No entanto, e recordando o caso recente de um paciente que morreu a bordo de uma ambulância quando era transportado de Castro d’Aire para o Hospital de Viseu, tendo sofrido uma síncope cardíaca num momento em que não havia qualquer tripulante de socorro na célula sanitária da ambulância, uma enfermeira daquela unidade confirmou já ter presenciado a chegada de doentes que viajavam “sozinhos na parte traseira da ambulância”, ou que, mesmo estando dois, por vezes “vêm os dois na frente e nenhum ao lado do doente”, esclarecendo que, a par da falta de efectivos, há “uma carência significativa” na sua qualificação. Uma acusação que o presidente da Liga dos Bombeiros Portugueses, Duarte Caldeira, também fez há algum tempo, acusando o Instituto Nacional de Emergência Médica de não ter “suficiente oferta formativa” e de inclusivamente não financiar a Escola Nacional de Bombeiros há vários anos.

Em declarações ao JANEIRO o porta-voz do INEM insurgiu-se com a confusão entre conceitos e com a “má-fé” de quem tece tais acusações, aproveitando-se do facto de os jornalistas não estarem por dentro da realidade do sector.
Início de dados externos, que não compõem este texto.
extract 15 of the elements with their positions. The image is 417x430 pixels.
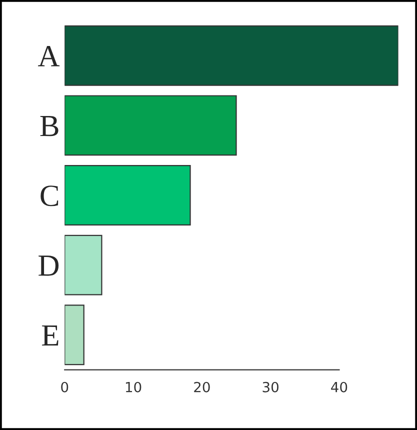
bar: [64, 25, 398, 86]
x-tick-label: 30: [262, 382, 278, 392]
x-tick-label: 40: [331, 382, 348, 392]
x-tick-label: 0: [61, 382, 68, 392]
y-tick-label: C: [40, 186, 58, 206]
bar: [64, 95, 237, 156]
y-tick-label: E: [42, 325, 58, 346]
y-tick-label: A: [38, 46, 60, 66]
bar: [64, 165, 191, 226]
y-tick-label: D: [38, 256, 59, 276]
x-tick-label: 10: [126, 382, 142, 392]
bar: [64, 234, 102, 296]
bar: [64, 304, 84, 366]
x-tick-label: 20: [194, 382, 210, 392]
y-tick-label: B: [40, 116, 58, 136]
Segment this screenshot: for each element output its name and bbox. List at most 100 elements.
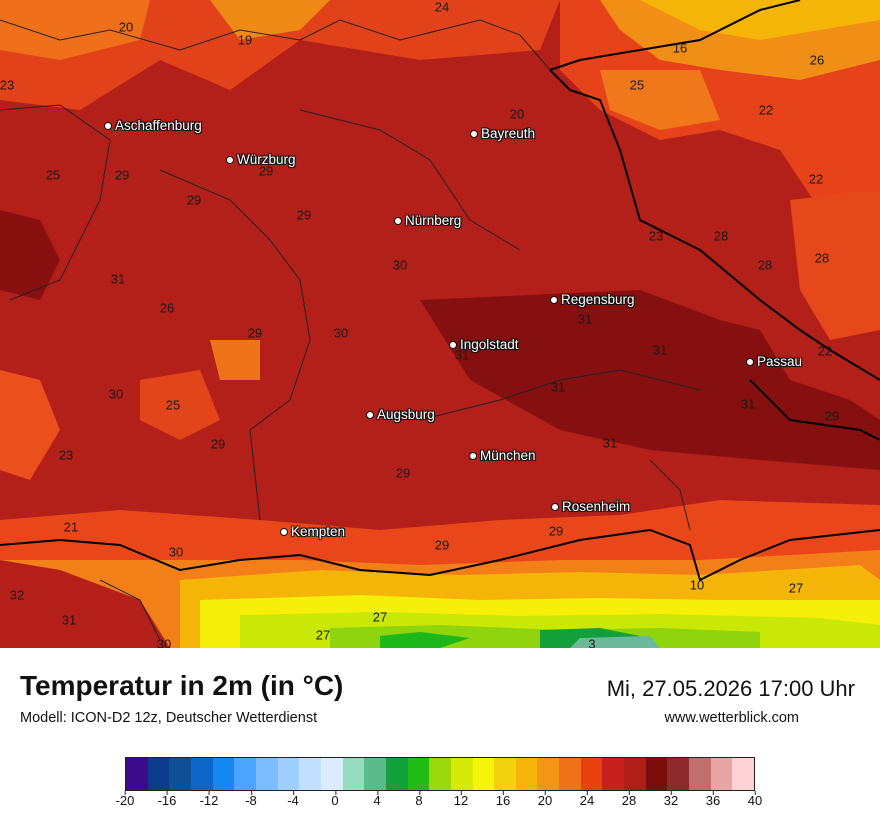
color-scale-segment [277,758,300,790]
color-scale-segment [580,758,603,790]
color-scale-tick-label: -12 [199,791,219,808]
color-scale-segment [429,758,451,790]
temp-label: 31 [652,342,668,358]
city-label: Nürnberg [405,213,462,228]
city-kempten[interactable]: Kempten [280,524,345,539]
temp-label: 30 [168,544,184,560]
color-scale-tick-label: 40 [747,791,763,808]
temp-label: 25 [165,397,181,413]
city-bayreuth[interactable]: Bayreuth [470,126,535,141]
city-label: Rosenheim [562,499,631,514]
color-scale-segment [602,758,625,790]
color-scale-tick-label: 36 [705,791,721,808]
color-scale-ticks: -20 -16 -12 -8 -4 0 4 8 12 16 20 24 28 32 36 40 [116,791,762,817]
color-scale-segment [710,758,733,790]
city-label: Bayreuth [481,126,536,141]
city-wuerzburg[interactable]: Würzburg [226,152,296,167]
temp-label: 26 [159,300,175,316]
city-augsburg[interactable]: Augsburg [366,407,435,422]
color-scale-segment [450,758,473,790]
temp-label: 23 [648,228,664,244]
city-label: München [480,448,536,463]
temp-label: 27 [372,609,388,625]
model-info: Modell: ICON-D2 12z, Deutscher Wetterdie… [20,710,318,726]
color-scale-tick-label: 28 [621,791,637,808]
temp-label: 29 [247,325,263,341]
city-passau[interactable]: Passau [746,354,802,369]
city-label: Regensburg [561,292,635,307]
city-label: Aschaffenburg [115,118,202,133]
city-marker-icon [746,357,754,366]
temp-label: 31 [577,311,593,327]
map-title: Temperatur in 2m (in °C) [20,670,344,701]
color-scale-segment [342,758,365,790]
temp-label: 31 [454,347,470,363]
city-muenchen[interactable]: München [469,448,536,463]
temp-label: 29 [258,163,274,179]
color-scale-tick-label: -20 [115,791,135,808]
color-scale-segment [126,758,148,790]
temp-label: 29 [824,408,840,424]
temp-label: 30 [108,386,124,402]
color-scale-segment [689,758,711,790]
color-scale-segment [147,758,170,790]
temp-label: 30 [156,636,172,649]
city-marker-icon [280,527,288,536]
temp-label: 31 [110,271,126,287]
website-link[interactable]: www.wetterblick.com [664,710,799,726]
color-scale-segment [320,758,343,790]
color-scale-segment [515,758,538,790]
temp-label: 29 [186,192,202,208]
temp-label: 23 [58,447,74,463]
city-ingolstadt[interactable]: Ingolstadt [449,337,519,352]
city-label: Augsburg [377,407,435,422]
color-scale-tick-label: 24 [579,791,595,808]
temp-label: 27 [315,627,331,643]
city-marker-icon [470,129,478,138]
city-label: Ingolstadt [460,337,519,352]
color-scale-tick-label: -4 [287,791,299,808]
color-scale-tick-label: 16 [495,791,511,808]
temp-label: 28 [814,250,830,266]
temp-label: 29 [296,207,312,223]
temp-label: 22 [817,343,833,359]
temp-label: 23 [0,77,15,93]
temp-label: 31 [740,396,756,412]
color-scale-segment [299,758,321,790]
color-scale-bar [125,757,755,791]
color-scale-tick-label: 32 [663,791,679,808]
temp-label: 25 [629,77,645,93]
city-nuernberg[interactable]: Nürnberg [394,213,461,228]
color-scale-segment [385,758,408,790]
temp-label: 29 [114,167,130,183]
temp-label: 20 [509,106,525,122]
temp-label: 27 [788,580,804,596]
color-scale-segment [212,758,235,790]
color-scale-segment [559,758,581,790]
color-scale-segment [645,758,668,790]
temp-label: 19 [237,32,253,48]
city-label: Würzburg [237,152,296,167]
color-scale-tick-label: 4 [373,791,381,808]
city-marker-icon [366,410,374,419]
temp-label: 24 [434,0,450,15]
legend-footer: Temperatur in 2m (in °C) Modell: ICON-D2… [0,648,880,830]
color-scale-segment [494,758,516,790]
city-rosenheim[interactable]: Rosenheim [551,499,630,514]
forecast-datetime: Mi, 27.05.2026 17:00 Uhr [606,676,855,701]
color-scale-segment [624,758,646,790]
city-marker-icon [394,216,402,225]
temp-label: 28 [757,257,773,273]
color-scale-segment [407,758,430,790]
temp-label: 28 [713,228,729,244]
city-marker-icon [449,340,457,349]
color-scale-tick-label: 12 [453,791,469,808]
city-aschaffenburg[interactable]: Aschaffenburg [104,118,202,133]
city-regensburg[interactable]: Regensburg [550,292,635,307]
temp-label: 22 [808,171,824,187]
city-marker-icon [469,451,477,460]
color-scale-segment [364,758,386,790]
temp-label: 31 [61,612,77,628]
color-scale-segment [472,758,495,790]
temp-label: 29 [210,436,226,452]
Pedro Coelho Santos é peremptório na defesa da importância da formação, mas garante que “o número de tripulantes de ambulâncias de transporte e socorro saídos dos cursos de formação do INEM e da Escola Nacional de Bombeiros nos últimos anos é “muito significativo” e “mais do que suficiente” para cobrir as necessidades do País.

NÚMEROS DO INEM

FORMAÇÃO SUFICIENTE

 

Recusando as acusações de que o INEM não fornece oferta formativa suficiente para as necessidades de socorro em Portugal, o porta-voz da estrutura avança os números relativos aos últimos três anos, para dizer que “Portugal já formou mais tripulantes do que qualquer outro país”, explicando porém que “os corpos de bombeiros funcionam à base de voluntários, que vão saindo”. Pedro Coelho Santos é, ainda assim, categórico no estabelecimento da fronteira entre a falta de efectivos e a falta de formação. Atesta que “de 2004 a 2007 o INEM formou 1613 TAS e a Escola Nacional de Bombeiros 417 TAT”, tendo havido 1007 recertificações (reciclagem de conhecimentos em pessoas que já tinham aqueles cursos).